If you have that one pesky habit you just can’t break, a rare type of neuron in your brain may be the culprit.

Duke researchers in the lab of Nicole Calakos, associate professor of neurology, recently identified a fast-spiking interneuron—that makes up around one percent of neurons in the brain—as a key player in habit formation. In the study published in the journal eLife, mice whose interneurons were genetically manipulated to activate or "spike" less often did not form habits as easily as mice with normal, non-inhibited interneurons.

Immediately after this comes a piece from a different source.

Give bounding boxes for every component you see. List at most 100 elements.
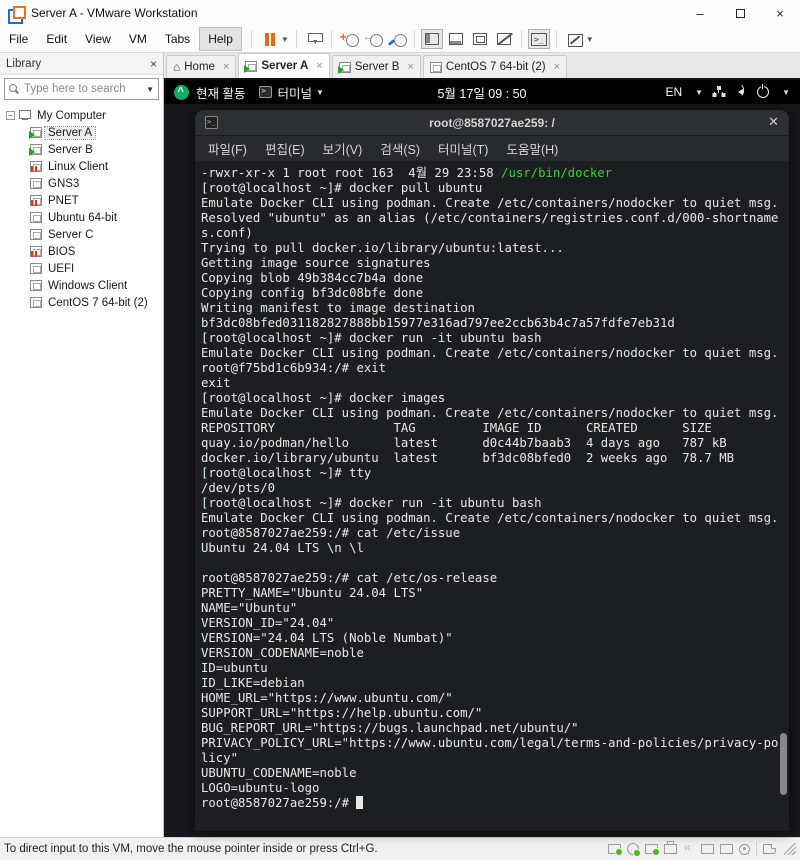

"I think these particular findings are one piece in a puzzle that we're otherwise building out to understand how habits are formed and their specificity," Calakos said. 

The study is the first to identify the specific type of neuron involved in habit formation, although a 2016 study showed that an area of the brain known as the striatum was an integral component in habit formation. 

Graduate student Justin O'Hare, who was the lead author of the latest study, said that the investigation extended the 2016 study to pinpoint the specific region or component of the striatum driving habitual actions.

“If a part of the brain is required for some type of behavior, then there can be basically two possible reasons: one is that information just sort of passively goes through that part of the brain,” he said. “So if you take that part out, the information can’t get through, and your behavior doesn’t work.”

The other possibility, O’Hare said, is that the brain and connections between neurons actually change as the information passes through the brain—a process called a “memory trace.”

To investigate which option was the case, O’Hare and the other researchers inactivated fast-spiking interneurons and observed a surprising result.

“We actually saw that when we turned off these fast-spiking interneurons, it caused this brain region to do everything the exact opposite way from [forming] habits,” he said.

The ultimate proof came when the researchers trained two groups of mice to press a lever, which would cause a sugar pellet to be dispensed. One group of mice had normal fast-spiking interneurons, whereas the other group had the activity of their interneurons decreased with a genetic tool.

O’Hare explained that the team tested habit formation by feeding the mice sugar pellets before placing them in a box with the lever. The mice that did not form a habit would ignore the lever since they had already eaten as much sugar as they wanted. The habit-driven mice, however, repeatedly pressed the lever even though they already had their fill of sugar.

“If the animal is habitual to pressing this lever, then it’s not really thinking about what’s going to be delivered to it,” he said. “It’s not really thinking much about the reward—it sees the lever, and it just sort of has this automated response to start pressing it.”

Other habitual actions such as a mouse reaching out or pressing something with its nose have also been related to the same brain region, suggesting that fast-spiking interneurons may control multiple habit types, O’Hare added. 

He cited a recent study by Merel Kindt, professor of psychology at the University of Amsterdam, who was able to rid people of their phobias by using a simple drug. Subjects who viewed a tarantula in a glass jar after being injected with a beta-blocker—a class of drugs commonly used for anxiety disorders among other conditions—were less scared of the spider compared to other subjects.

O’Hare envisioned a similar use of a drug to target fast-spiking interneurons that control habits. 

“One benefit of identifying one type of cell in the brain is that maybe you can find a noninvasive inroad to manipulating that cell type,” he explained.

Still, Calakos noted that the fast-spiking interneurons are merely one piece in the complex puzzle of habit formation.

"The fast-spiking interneurons were really an unexpected contributor to habits and memory," she said. "But it seems as though we're still missing some pieces of information to help us understand why we're habitual specifically in one task but not another."

For now, treating humans is out of the question until further studies provide more information on the processes at play around fast-spiking interneurons.

“A future study that focuses on what you call the exact ‘plasticity mechanism’ that allows these fast-spiking interneurons to strengthen—I think that could provide a target for drugs and a potential way to help people down the road,” O’Hare said.